On 10/09/15 14:19, Graeme Geldenhuys wrote:
See the last file changed.... rtl/unix/unixcp.pp
It seems it excludes FreeBSD in that $IF statement. Darwin is after all
a FreeBSD fork.

Darwin's libc is based on FreeBSD's and it shares a few user land utilities, but Darwin is far from a FreeBSD fork.

This results to cwstrings under FreeBSD to default to
ASCII. :-/

That is how all Unix platforms are defined to behave: if the LANG or LC_CTYPE environment variable is not set, the "C" locale is what you have to fall back to.

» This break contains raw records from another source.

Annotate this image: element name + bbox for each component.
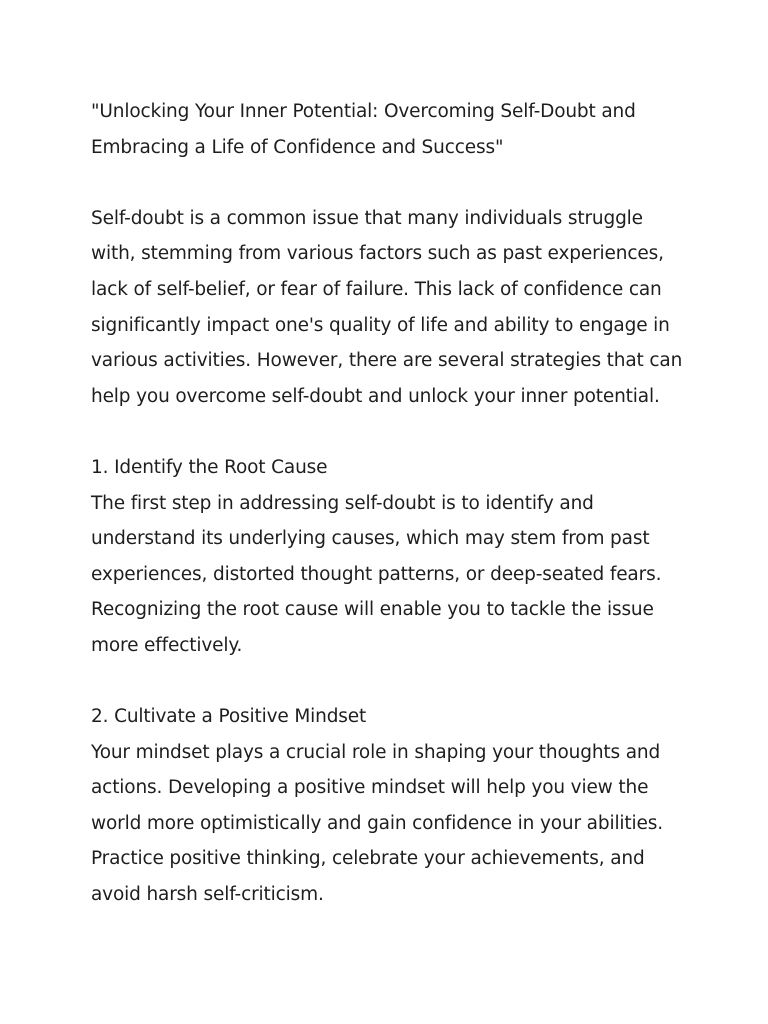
section-heading: 1. Identify the Root Cause: [91, 456, 328, 478]
document-title: "Unlocking Your Inner Potential: Overcoming Self-Doubt and Embracing a Life of Confidence and Success": [91, 101, 636, 158]
intro-paragraph: Self-doubt is a common issue that many individuals struggle with, stemming from various factors such as past experiences, lack of self-belief, or fear of failure. This lack of confidence can significantly impact one's quality of life and ability to engage in various activities. However, there are several strategies that can help you overcome self-doubt and unlock your inner potential.: [91, 207, 683, 407]
section-body: Your mindset plays a crucial role in shaping your thoughts and actions. Developing a positive mindset will help you view the world more optimistically and gain confidence in your abilities. Practice positive thinking, celebrate your achievements, and avoid harsh self-criticism.: [91, 741, 663, 906]
section-positive-mindset: [91, 699, 691, 913]
section-body: The first step in addressing self-doubt is to identify and understand its underlying causes, which may stem from past experiences, distorted thought patterns, or deep-seated fears. Recognizing the root cause will enable you to tackle the issue more effectively.: [91, 492, 662, 656]
section-heading: 2. Cultivate a Positive Mindset: [91, 706, 367, 728]
section-identify-root-cause: [91, 450, 691, 664]
document-content: [91, 94, 691, 913]
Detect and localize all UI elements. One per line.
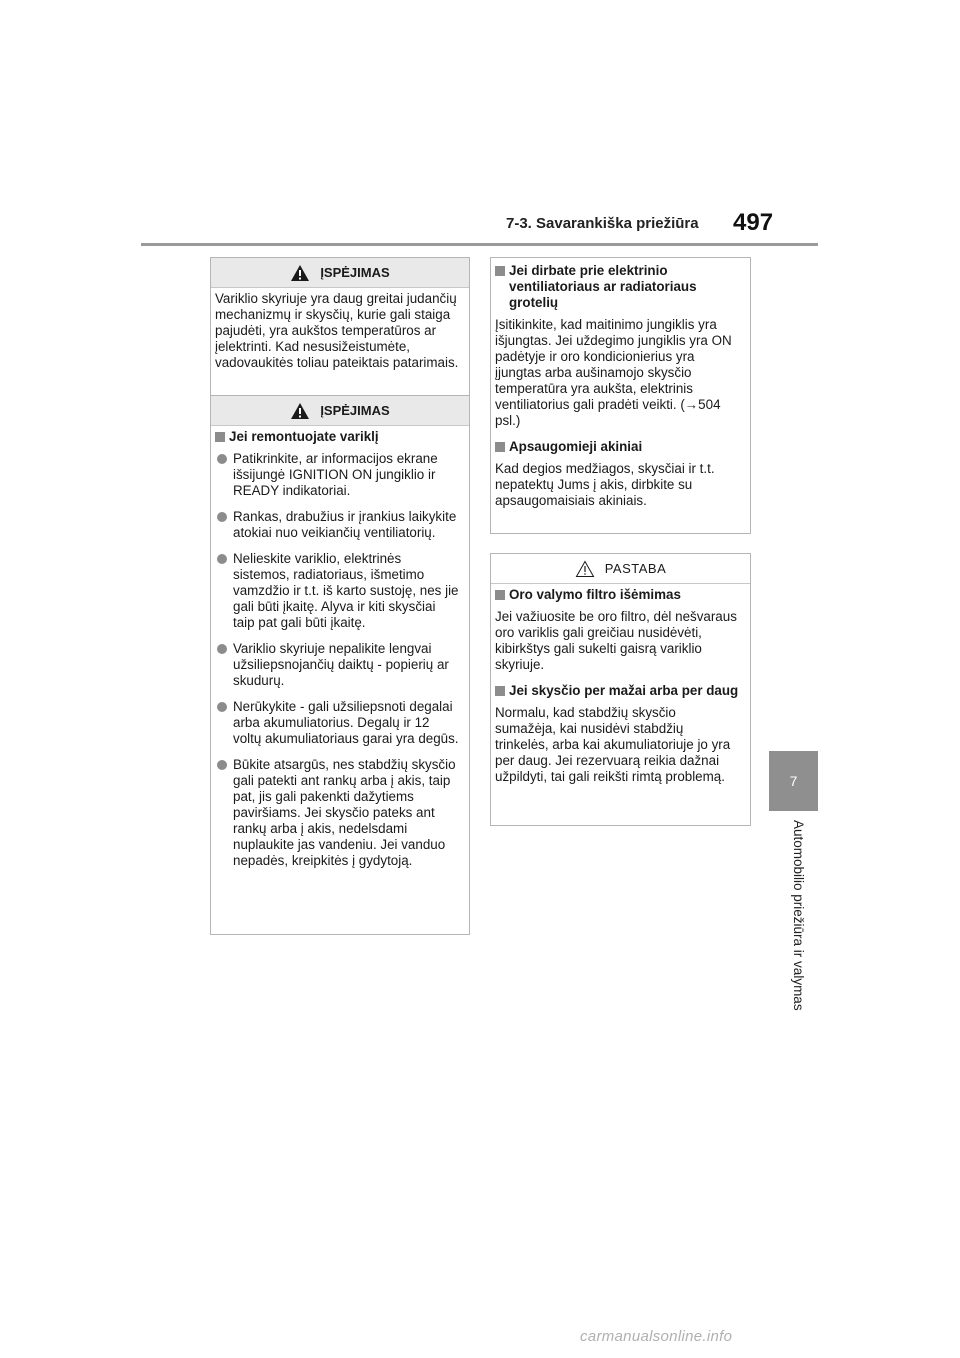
watermark: carmanualsonline.info — [580, 1328, 733, 1345]
notice-box — [490, 553, 751, 826]
paragraph: Normalu, kad stabdžių skysčio sumažėja, kai nusidėvi stabdžių trinkelės, arba kai akumuliatoriuje jo yra per daug. Jei rezervuarą reikia dažnai užpildyti, tai gali reikšti rimtą problemą. — [495, 705, 731, 784]
square-bullet-icon — [215, 432, 225, 442]
round-bullet-icon — [217, 644, 227, 654]
paragraph: Įsitikinkite, kad maitinimo jungiklis yra išjungtas. Jei uždegimo jungiklis yra ON padėtyje ir oro kondicionierius yra įjungtas arba aušinamojo skysčio temperatūra yra aukšta, elektrinis ventiliatorius gali pradėti veikti. (→504 psl.) — [495, 317, 732, 428]
round-bullet-icon — [217, 702, 227, 712]
warning-header — [211, 396, 469, 426]
subheading: Jei dirbate prie elektrinio ventiliatoriaus ar radiatoriaus grotelių — [495, 263, 740, 311]
list-item: Variklio skyriuje nepalikite lengvai užsiliepsnojančių daiktų - popierių ar skudurų. — [215, 641, 459, 689]
square-bullet-icon — [495, 590, 505, 600]
round-bullet-icon — [217, 760, 227, 770]
warning-box-continued — [490, 257, 751, 534]
list-item: Patikrinkite, ar informacijos ekrane išsijungė IGNITION ON jungiklio ir READY indikatoriai. — [215, 451, 459, 499]
subheading: Jei remontuojate variklį — [215, 429, 459, 445]
list-item: Rankas, drabužius ir įrankius laikykite atokiai nuo veikiančių ventiliatorių. — [215, 509, 459, 541]
paragraph: Kad degios medžiagos, skysčiai ir t.t. nepatektų Jums į akis, dirbkite su apsaugomaisiais akiniais. — [495, 461, 715, 508]
subheading: Apsaugomieji akiniai — [495, 439, 740, 455]
square-bullet-icon — [495, 686, 505, 696]
warning-title: ĮSPĖJIMAS — [320, 265, 390, 280]
paragraph: Jei važiuosite be oro filtro, dėl nešvaraus oro variklis gali greičiau nusidėvėti, kibirkštys gali sukelti gaisrą variklio skyriuje. — [495, 609, 737, 672]
section-title: 7-3. Savarankiška priežiūra — [506, 215, 699, 232]
warning-triangle-icon — [290, 402, 310, 420]
chapter-tab: 7 — [769, 751, 818, 811]
warning-box-2 — [210, 395, 470, 935]
list-item: Nelieskite variklio, elektrinės sistemos, radiatoriaus, išmetimo vamzdžio ir t.t. iš karto sustoję, nes jie gali būti įkaitę. Alyva ir kiti skysčiai taip pat gali būti įkaitę. — [215, 551, 459, 631]
round-bullet-icon — [217, 512, 227, 522]
warning-triangle-icon — [290, 264, 310, 282]
warning-title: ĮSPĖJIMAS — [320, 403, 390, 418]
header-divider — [141, 243, 818, 246]
chapter-title: Automobilio priežiūra ir valymas — [791, 820, 806, 1011]
warning-box-1 — [210, 257, 470, 397]
square-bullet-icon — [495, 266, 505, 276]
notice-triangle-icon — [575, 560, 595, 578]
list-item: Nerūkykite - gali užsiliepsnoti degalai arba akumuliatorius. Degalų ir 12 voltų akumuliatoriaus garai yra degūs. — [215, 699, 459, 747]
round-bullet-icon — [217, 454, 227, 464]
notice-title: PASTABA — [604, 561, 667, 576]
notice-header — [491, 554, 750, 584]
page-number: 497 — [733, 209, 774, 236]
warning-header — [211, 258, 469, 288]
list-item: Būkite atsargūs, nes stabdžių skysčio gali patekti ant rankų arba į akis, taip pat, jis gali pakenkti dažytiems paviršiams. Jei skysčio pateks ant rankų arba į akis, nedelsdami nuplaukite jas vandeniu. Jei vanduo nepadės, kreipkitės į gydytoją. — [215, 757, 459, 869]
warning-text: Variklio skyriuje yra daug greitai judančių mechanizmų ir skysčių, kurie gali staiga pajudėti, yra aukštos temperatūros ar įelektrinti. Kad nesusižeistumėte, vadovaukitės toliau pateiktais patarimais. — [215, 291, 459, 370]
round-bullet-icon — [217, 554, 227, 564]
square-bullet-icon — [495, 442, 505, 452]
subheading: Oro valymo filtro išėmimas — [495, 587, 740, 603]
subheading: Jei skysčio per mažai arba per daug — [495, 683, 740, 699]
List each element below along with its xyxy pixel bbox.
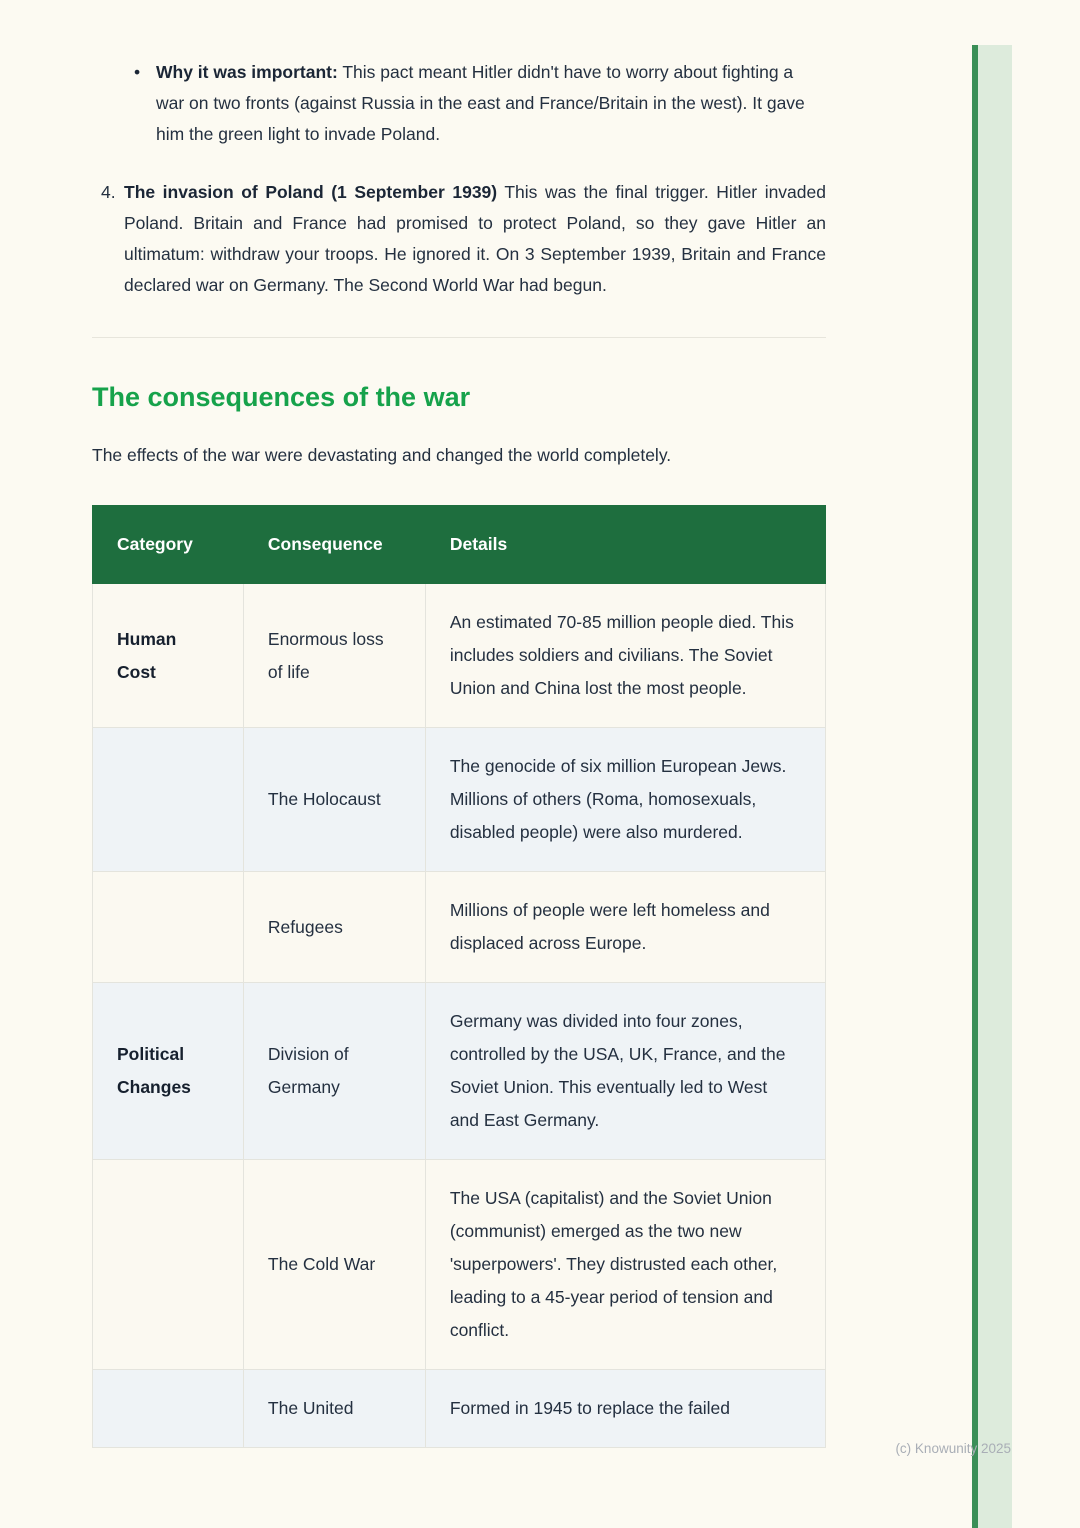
- table-row: [93, 1370, 826, 1448]
- table-header-row: [93, 506, 826, 584]
- cell-consequence: The Holocaust: [243, 728, 425, 872]
- cell-consequence: The United: [243, 1370, 425, 1448]
- cell-details: The genocide of six million European Jews. Millions of others (Roma, homosexuals, disabled people) were also murdered.: [425, 728, 825, 872]
- table-row: [93, 584, 826, 728]
- bullet-lead: Why it was important:: [156, 62, 338, 82]
- cell-category: [93, 872, 244, 983]
- cell-consequence: Enormous loss of life: [243, 584, 425, 728]
- invasion-body: This was the final trigger. Hitler invaded Poland. Britain and France had promised to protect Poland, so they gave Hitler an ultimatum: withdraw your troops. He ignored it. On 3 September 1939, Britain and France declared war on Germany. The Second World War had begun.: [124, 182, 826, 295]
- cell-category: [93, 1160, 244, 1370]
- header-details: Details: [425, 506, 825, 584]
- header-consequence: Consequence: [243, 506, 425, 584]
- bullet-marker-icon: •: [134, 62, 141, 82]
- table-row: [93, 728, 826, 872]
- right-accent-strip: [972, 45, 1012, 1528]
- cell-category: Human Cost: [93, 584, 244, 728]
- section-divider: [92, 337, 826, 338]
- bullet-body: This pact meant Hitler didn't have to worry about fighting a war on two fronts (against Russia in the east and France/Britain in the west). It gave him the green light to invade Poland.: [156, 62, 805, 144]
- invasion-lead: The invasion of Poland (1 September 1939): [124, 182, 498, 202]
- bullet-text: [156, 57, 826, 150]
- consequences-table: [92, 505, 826, 1448]
- section-intro: The effects of the war were devastating and changed the world completely.: [92, 445, 672, 465]
- cell-details: Germany was divided into four zones, controlled by the USA, UK, France, and the Soviet Union. This eventually led to West and East Germany.: [425, 983, 825, 1160]
- cell-details: Millions of people were left homeless and displaced across Europe.: [425, 872, 825, 983]
- cell-details: Formed in 1945 to replace the failed: [425, 1370, 825, 1448]
- table-row: [93, 872, 826, 983]
- list-number: 4.: [101, 182, 116, 202]
- cell-details: The USA (capitalist) and the Soviet Union (communist) emerged as the two new 'superpowers'. They distrusted each other, leading to a 45-year period of tension and conflict.: [425, 1160, 825, 1370]
- cell-consequence: Division of Germany: [243, 983, 425, 1160]
- numbered-item-invasion-of-poland: [92, 177, 826, 301]
- copyright-watermark: (c) Knowunity 2025: [895, 1441, 1011, 1456]
- cell-category: Political Changes: [93, 983, 244, 1160]
- document-content: [92, 0, 826, 1448]
- cell-consequence: Refugees: [243, 872, 425, 983]
- table-row: [93, 983, 826, 1160]
- cell-consequence: The Cold War: [243, 1160, 425, 1370]
- section-title: The consequences of the war: [92, 382, 471, 412]
- cell-category: [93, 1370, 244, 1448]
- bullet-why-important: [134, 57, 826, 150]
- cell-category: [93, 728, 244, 872]
- cell-details: An estimated 70-85 million people died. This includes soldiers and civilians. The Soviet Union and China lost the most people.: [425, 584, 825, 728]
- header-category: Category: [93, 506, 244, 584]
- table-row: [93, 1160, 826, 1370]
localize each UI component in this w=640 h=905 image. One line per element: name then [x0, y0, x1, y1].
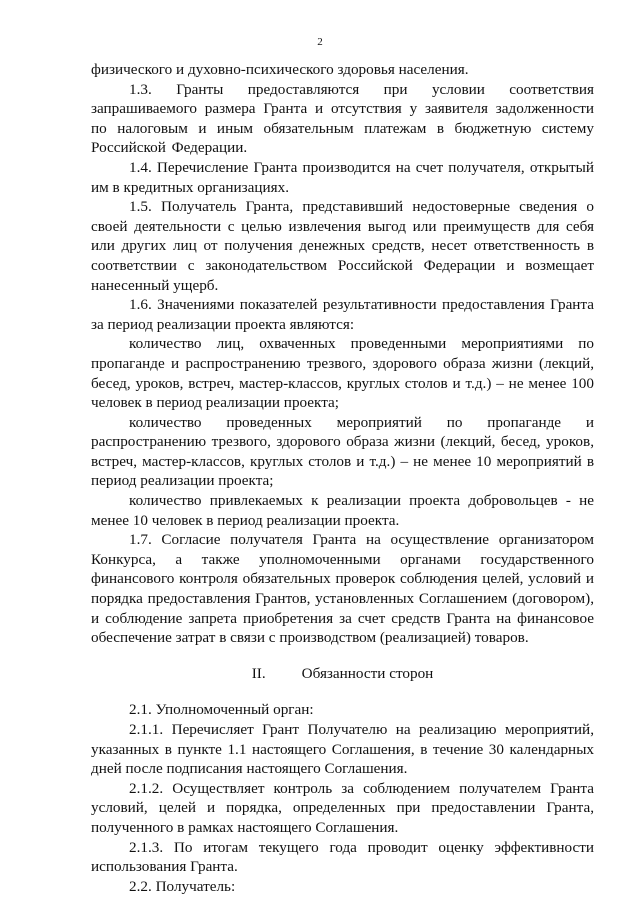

OS X' GUI environment does not follow these conventions, so there we have to use another heuristic. The problem with falling back to ASCII there, is that the OS X kernel interfaces for file system APIs all use UTF-8. This is unlike all other Unix platforms, which don't define any encoding whatsoever for file names, and where all file names are simply arbitrary arrays of bytes that should be interpreted according to the current locale.

If we fall back to ASCII on OS X, then all results from OS file APIs will be converted from UTF-8 to ASCII and you get data loss (due to a difference between system.DefaultFileSystemCodePage, which is UTF-8, and system.DefaultSystemCodePage, which is ASCII). If we fall back to ASCII on another unix platform, both system.DefaultFileSystemCodePage and system.DefaultSystemCodePage will be ASCII and no data loss occurs (not inside the low level file handling routines of the RTL anyway).

That said: I have a very hard time believing that any contemporary Linux or *BSD system would not come preconfigured with an UTF-8 locale for every user, so you should never end up in the fallback situation unless deliberately unset those environment variables yourself.